The four reasons that I have heard offered for why this House should not provide consent do not stack up. There is another reason, which could be the case—I really hope it is not—which is that the Government do not like the answer they will get if they ask this House for its consent. In other words, they do not believe there is a majority for hard Brexit in the House of Commons, so the thing they are desperate to avoid at all costs is getting the consent of this House, because they think they will end up in a negotiation in which they do not like the thing they are negotiating for. Well, I am afraid that is tough, because they need the consent and the confidence of this House on an issue as big as this, when there is no mandate from the referendum, certainly no mandate from the manifesto—which, let us remember, said yes to the single market—and no mandate for a Prime Minister who, let us not forget, was a remainer. I know she was a relatively silent remainer, but she advocated remain. She did not advocate leave and suddenly get swept to power, surfing on a wave of euphoria because she was in the leave campaign. She was in the remain campaign.
Does my right hon. Friend think there might be another explanation for the Government’s reluctance to put the matter to the House, which is that they cannot agree themselves what their opening position is?
That might well be the case. We only need to read the newspapers to see that if debates are not taking place clearly about the Government’s position in this House, they are certainly taking place clearly in the Cabinet, and the Chancellor of the Exchequer seems to be in a slightly different position from some of his colleagues.

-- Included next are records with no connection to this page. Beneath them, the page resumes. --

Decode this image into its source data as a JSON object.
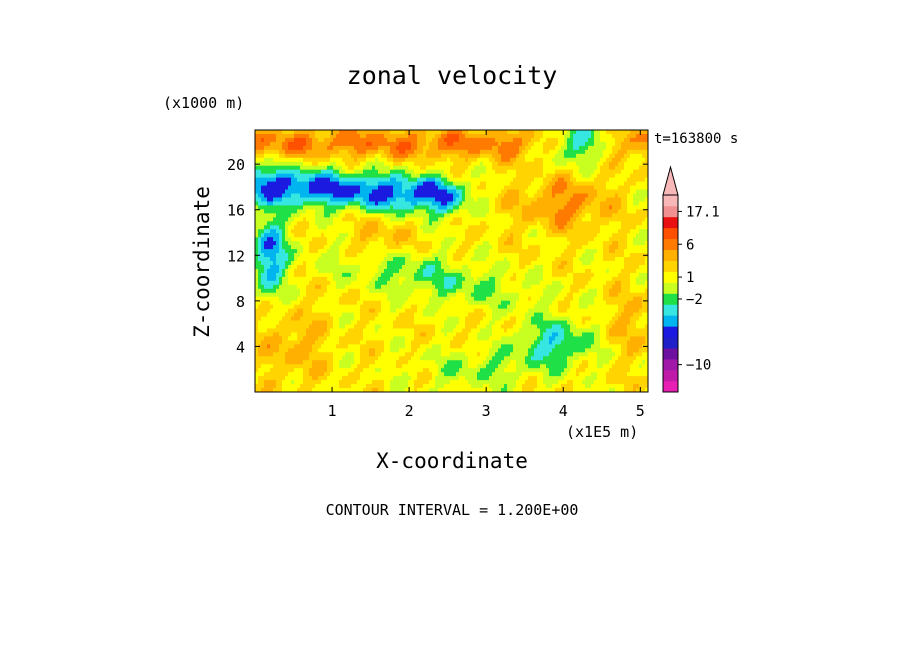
{
  "chart_data": {
    "type": "heatmap",
    "title": "zonal velocity",
    "xlabel": "X-coordinate",
    "ylabel": "Z-coordinate",
    "x_unit": "(x1E5 m)",
    "y_unit": "(x1000 m)",
    "time_label": "t=163800 s",
    "contour_label": "CONTOUR INTERVAL = 1.200E+00",
    "xlim": [
      0,
      5.1
    ],
    "ylim": [
      0,
      23
    ],
    "xticks": [
      1,
      2,
      3,
      4,
      5
    ],
    "yticks": [
      4,
      8,
      12,
      16,
      20
    ],
    "colorbar": {
      "colors": [
        "#e81fb4",
        "#c01aa8",
        "#a018a8",
        "#6e10a0",
        "#2020c8",
        "#1a1ae0",
        "#00b4f0",
        "#36e6e0",
        "#20e048",
        "#c8ff20",
        "#ffff00",
        "#ffd400",
        "#ffb000",
        "#ff7a00",
        "#ff5000",
        "#e81010",
        "#f09090",
        "#f8b8b8"
      ],
      "labels": [
        {
          "text": "17.1",
          "index": 16
        },
        {
          "text": "6",
          "index": 13
        },
        {
          "text": "1",
          "index": 10
        },
        {
          "text": "−2",
          "index": 8
        },
        {
          "text": "−10",
          "index": 2
        }
      ]
    },
    "field": {
      "scale": [
        "#1a1ae0",
        "#00b4f0",
        "#36e6e0",
        "#20e048",
        "#c8ff20",
        "#ffff00",
        "#ffd400",
        "#ffb000",
        "#ff7a00",
        "#ff5000",
        "#e81010",
        "#9010a8"
      ],
      "note_levels": "0=blue,1=cyan,2=aqua,3=green,4=lime,5=yellow,6=gold,7=light-orange,8=orange,9=red-orange,10=red,11=purple"
    }
  }
}
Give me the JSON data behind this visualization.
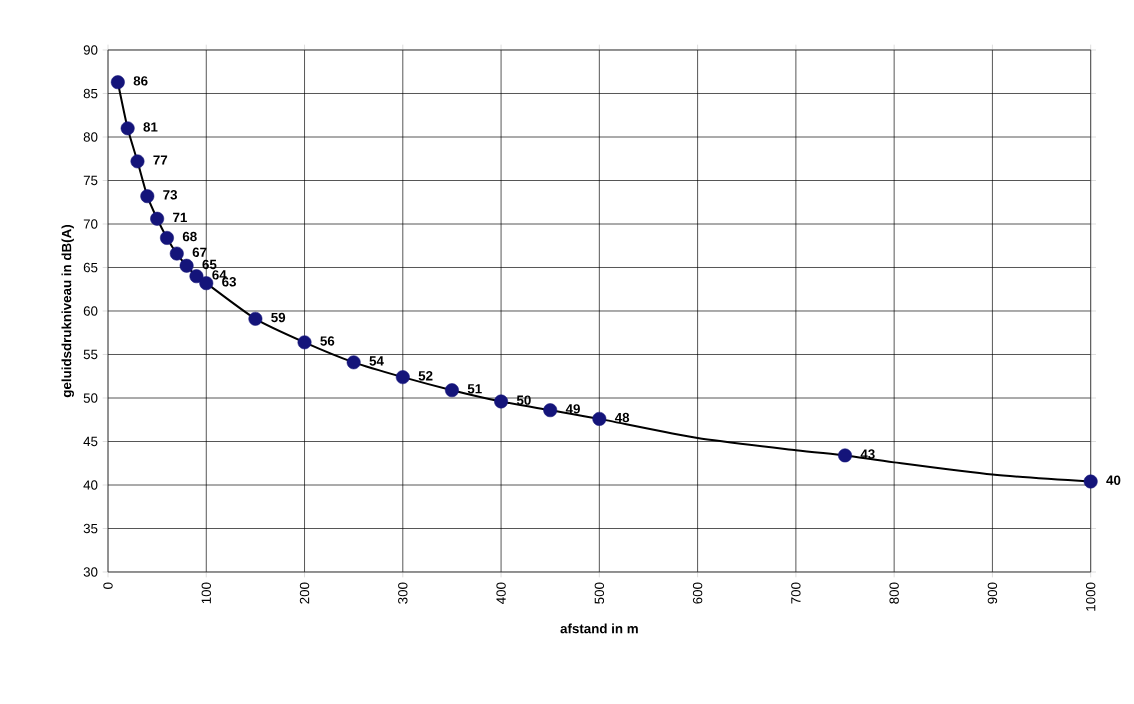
{
  "chart_data": {
    "type": "scatter",
    "xlabel": "afstand in m",
    "ylabel": "geluidsdrukniveau in dB(A)",
    "x": [
      10,
      20,
      30,
      40,
      50,
      60,
      70,
      80,
      90,
      100,
      150,
      200,
      250,
      300,
      350,
      400,
      450,
      500,
      750,
      1000
    ],
    "series": [
      {
        "type": "line",
        "color": "#000000",
        "marker": "none",
        "x": [
          10,
          20,
          30,
          40,
          50,
          60,
          70,
          80,
          90,
          100,
          150,
          200,
          250,
          300,
          350,
          400,
          450,
          500,
          600,
          700,
          750,
          800,
          900,
          1000
        ],
        "values": [
          86.3,
          81.0,
          77.2,
          73.2,
          70.6,
          68.4,
          66.6,
          65.2,
          64.0,
          63.2,
          59.1,
          56.4,
          54.1,
          52.4,
          50.9,
          49.6,
          48.6,
          47.6,
          45.4,
          44.0,
          43.4,
          42.6,
          41.2,
          40.4
        ]
      },
      {
        "color": "#14147a",
        "marker": "circle",
        "values": [
          86.3,
          81.0,
          77.2,
          73.2,
          70.6,
          68.4,
          66.6,
          65.2,
          64.0,
          63.2,
          59.1,
          56.4,
          54.1,
          52.4,
          50.9,
          49.6,
          48.6,
          47.6,
          43.4,
          40.4
        ],
        "value_labels": [
          "86",
          "81",
          "77",
          "73",
          "71",
          "68",
          "67",
          "65",
          "64",
          "63",
          "59",
          "56",
          "54",
          "52",
          "51",
          "50",
          "49",
          "48",
          "43",
          "40"
        ]
      }
    ],
    "xlim": [
      0,
      1000
    ],
    "ylim": [
      30,
      90
    ],
    "xticks": [
      0,
      100,
      200,
      300,
      400,
      500,
      600,
      700,
      800,
      900,
      1000
    ],
    "yticks": [
      30,
      35,
      40,
      45,
      50,
      55,
      60,
      65,
      70,
      75,
      80,
      85,
      90
    ],
    "grid": true,
    "legend": false
  }
}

I want to conclude—because there are other people who want to speak in this debate—by returning to where I started. This issue goes so far beyond party politics and so far beyond whether we were for remain or leave in the referendum. It also goes so far beyond our tenure in this House, because the decisions we make in the next two or three years will have implications for decades to come, so I implore Members in all parts of the House, particularly those on the Government Benches. I know there will be pressure not to speak out—some of them have honourably done so—but I hope we will hold to the best traditions of this House as we think about our duties, because our duties are not about procedure.